More transparent pricing could help. Research budgets fork over premium fees for specialty chemicals, yet opacity in catalog listings or quote systems just raises anxiety and slows down project starts. Producers with open, straightforward cost structures usually win the loyalty of budget-strapped labs.
Another solution involves technical support. Graduate students and technicians—often left to their own devices—tackle new reagents in isolation, burning clock cycles and energy on troubleshooting. I’ve noticed that companies who roll out strong, science-oriented support channels see higher adoption. Even just a few well-placed protocols or webinars boost confidence and save weeks of independent trial and error.
Collaboration with open-access auditors and independent validation initiatives nudges science forward across disciplines. For a product as chemically intricate as this one, outside verification carries extra weight. The groups that step up and publish comparative results, not just marketing blurbs, serve as force multipliers. This approach brings more labs aboard and inspires wider trust.
Complex molecules signal a new era in life sciences, where precision in chemistry carves direct paths to precision in biology.
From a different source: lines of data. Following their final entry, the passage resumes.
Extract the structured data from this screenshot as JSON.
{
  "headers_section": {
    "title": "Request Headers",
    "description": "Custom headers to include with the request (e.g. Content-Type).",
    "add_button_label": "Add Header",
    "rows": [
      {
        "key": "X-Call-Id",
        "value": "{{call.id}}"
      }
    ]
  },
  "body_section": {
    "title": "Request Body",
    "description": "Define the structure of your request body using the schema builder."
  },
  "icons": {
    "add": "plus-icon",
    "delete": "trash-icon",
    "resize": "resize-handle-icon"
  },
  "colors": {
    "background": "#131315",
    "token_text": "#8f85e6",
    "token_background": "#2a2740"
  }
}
For those of us who learned science by running water through glass columns late at night, something about the careful design of N-[2-[5-Amino-1(S)-[4-(4-Pyridyl)Piperazin-1-Formyl]Pentylamino]-1(R)-(3,5-Dibromo-4-Hydroxybenzyl)-2-Oxoethyl]-4-(2-Oxo-1,2,3,4-Tetrahydroquinazolin-3-Yl)Piperidine-1-Carboxamide stands out. The world is packed full of molecules that do the job, but few invite such a combination of detailed customization and practical reliability.
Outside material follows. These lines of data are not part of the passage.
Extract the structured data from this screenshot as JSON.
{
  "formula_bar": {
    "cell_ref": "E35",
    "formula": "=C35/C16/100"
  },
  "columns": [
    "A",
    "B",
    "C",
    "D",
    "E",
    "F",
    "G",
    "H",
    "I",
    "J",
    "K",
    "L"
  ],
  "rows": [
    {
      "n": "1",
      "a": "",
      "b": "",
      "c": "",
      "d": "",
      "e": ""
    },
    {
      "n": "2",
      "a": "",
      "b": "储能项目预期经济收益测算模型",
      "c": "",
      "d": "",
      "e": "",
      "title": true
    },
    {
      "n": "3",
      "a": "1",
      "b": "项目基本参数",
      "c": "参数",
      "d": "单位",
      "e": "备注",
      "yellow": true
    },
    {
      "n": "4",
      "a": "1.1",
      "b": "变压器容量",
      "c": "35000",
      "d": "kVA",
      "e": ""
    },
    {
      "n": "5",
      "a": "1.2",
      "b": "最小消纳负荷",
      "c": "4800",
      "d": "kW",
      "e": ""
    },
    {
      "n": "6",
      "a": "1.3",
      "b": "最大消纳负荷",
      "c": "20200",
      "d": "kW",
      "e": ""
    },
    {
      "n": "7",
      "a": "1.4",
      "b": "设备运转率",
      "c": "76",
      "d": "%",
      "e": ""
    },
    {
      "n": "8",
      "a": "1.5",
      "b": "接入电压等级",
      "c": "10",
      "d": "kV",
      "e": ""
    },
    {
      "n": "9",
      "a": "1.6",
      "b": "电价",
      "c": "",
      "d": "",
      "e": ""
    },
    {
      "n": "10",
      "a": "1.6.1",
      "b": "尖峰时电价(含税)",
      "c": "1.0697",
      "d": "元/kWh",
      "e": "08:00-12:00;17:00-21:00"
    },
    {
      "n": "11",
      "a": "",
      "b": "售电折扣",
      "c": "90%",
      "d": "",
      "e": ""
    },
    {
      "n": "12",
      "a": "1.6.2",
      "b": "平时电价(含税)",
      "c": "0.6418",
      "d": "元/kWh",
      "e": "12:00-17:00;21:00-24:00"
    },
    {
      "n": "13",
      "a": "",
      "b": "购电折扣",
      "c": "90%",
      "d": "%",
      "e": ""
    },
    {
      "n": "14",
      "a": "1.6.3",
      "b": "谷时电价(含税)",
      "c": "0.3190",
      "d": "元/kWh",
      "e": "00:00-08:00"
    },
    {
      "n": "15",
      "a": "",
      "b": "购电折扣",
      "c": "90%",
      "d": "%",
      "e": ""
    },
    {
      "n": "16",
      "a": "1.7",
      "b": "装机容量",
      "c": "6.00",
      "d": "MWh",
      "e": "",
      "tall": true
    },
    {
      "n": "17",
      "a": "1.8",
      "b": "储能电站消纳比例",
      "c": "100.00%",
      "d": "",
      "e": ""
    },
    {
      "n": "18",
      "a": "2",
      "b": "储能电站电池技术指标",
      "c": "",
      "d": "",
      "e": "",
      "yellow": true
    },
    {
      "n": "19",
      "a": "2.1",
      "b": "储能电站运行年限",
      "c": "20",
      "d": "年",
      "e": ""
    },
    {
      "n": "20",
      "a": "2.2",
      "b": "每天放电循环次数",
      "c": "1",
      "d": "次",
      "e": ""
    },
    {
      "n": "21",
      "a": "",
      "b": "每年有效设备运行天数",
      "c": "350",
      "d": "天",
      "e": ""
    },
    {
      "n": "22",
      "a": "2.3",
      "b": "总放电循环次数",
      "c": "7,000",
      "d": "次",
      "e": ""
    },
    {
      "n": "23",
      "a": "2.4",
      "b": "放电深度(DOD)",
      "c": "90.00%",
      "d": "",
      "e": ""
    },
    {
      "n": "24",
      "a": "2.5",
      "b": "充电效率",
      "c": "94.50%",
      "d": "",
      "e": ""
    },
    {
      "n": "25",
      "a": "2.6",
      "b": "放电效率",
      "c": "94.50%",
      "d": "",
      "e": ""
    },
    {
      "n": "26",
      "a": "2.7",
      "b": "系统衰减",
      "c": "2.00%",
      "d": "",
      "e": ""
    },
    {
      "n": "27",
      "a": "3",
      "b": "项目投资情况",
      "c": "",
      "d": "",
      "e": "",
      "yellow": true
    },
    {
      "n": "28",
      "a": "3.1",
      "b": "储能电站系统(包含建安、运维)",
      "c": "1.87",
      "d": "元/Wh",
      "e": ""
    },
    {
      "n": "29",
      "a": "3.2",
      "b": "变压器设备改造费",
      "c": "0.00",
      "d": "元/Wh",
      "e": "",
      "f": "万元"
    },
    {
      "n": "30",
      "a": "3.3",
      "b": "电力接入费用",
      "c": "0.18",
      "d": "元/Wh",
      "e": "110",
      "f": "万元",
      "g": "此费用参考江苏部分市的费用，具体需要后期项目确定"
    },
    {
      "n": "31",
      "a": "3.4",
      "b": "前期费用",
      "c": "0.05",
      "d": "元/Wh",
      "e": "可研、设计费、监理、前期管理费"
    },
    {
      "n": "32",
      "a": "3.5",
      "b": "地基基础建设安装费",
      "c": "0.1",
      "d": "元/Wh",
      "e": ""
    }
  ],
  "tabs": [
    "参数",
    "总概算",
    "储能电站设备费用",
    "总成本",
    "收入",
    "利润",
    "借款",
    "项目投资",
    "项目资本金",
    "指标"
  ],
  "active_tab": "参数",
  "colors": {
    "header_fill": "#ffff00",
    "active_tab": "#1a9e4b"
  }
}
Having spent time in both basic research and applied drug discovery, I see growing value in molecules that balance synthetic sophistication with accessibility for the average bench scientist. This product fits that mold. It merges a level of modularity that helps keep the workhorse researchers interested with a level of predictability that soothes the quality assurance teams.
With the surge in demand for better research tools, the field will eventually shift from bulk commodity reagents to more purpose-built molecular frameworks like this one. The pipeline stretches from academic labs, through contract research organizations, straight into the regulated demands of biotech pipelines. If more scientists recognize the opportunity to swap out unstable, poorly characterized molecules for options rooted in validated chemistry and transparent sourcing, the entire process speeds up.
The way forward includes more independent reviews, more participation from the research community, and clearer communication between manufacturer and scientist. Where skepticism runs high, those efforts will lower the barriers to adoption, and the flow of better science will follow. In the end, the real legacy of a molecule like N-[2-[5-Amino-1(S)-[4-(4-Pyridyl)Piperazin-1-Formyl]Pentylamino]-1(R)-(3,5-Dibromo-4-Hydroxybenzyl)-2-Oxoethyl]-4-(2-Oxo-1,2,3,4-Tetrahydroquinazolin-3-Yl)Piperidine-1-Carboxamide might rest not in the published studies that use it, but in the new directions it allows researchers to explore.
As new applications appear—in high-throughput screening, in crystallography, in structure-guided drug discovery—this compound stands ready for those ready to push research further. It lends its complexity and stability to problems where easy answers rarely suffice, and in doing so, it’s likely to shape not just findings on paper but new habits and higher standards in lab practice. In a field where shortcuts almost always backfire, taking the extra step to source, vet, and apply a genuinely advanced chemical tool has become more than wise—it’s become essential.
The real test of a product isn’t a glowing description, but the data and discoveries it enables. This molecule, with its unique chemistry, robust specifications, and clear difference from staler, blunter instruments, looks set to leave its mark well beyond the walls of any single lab or study.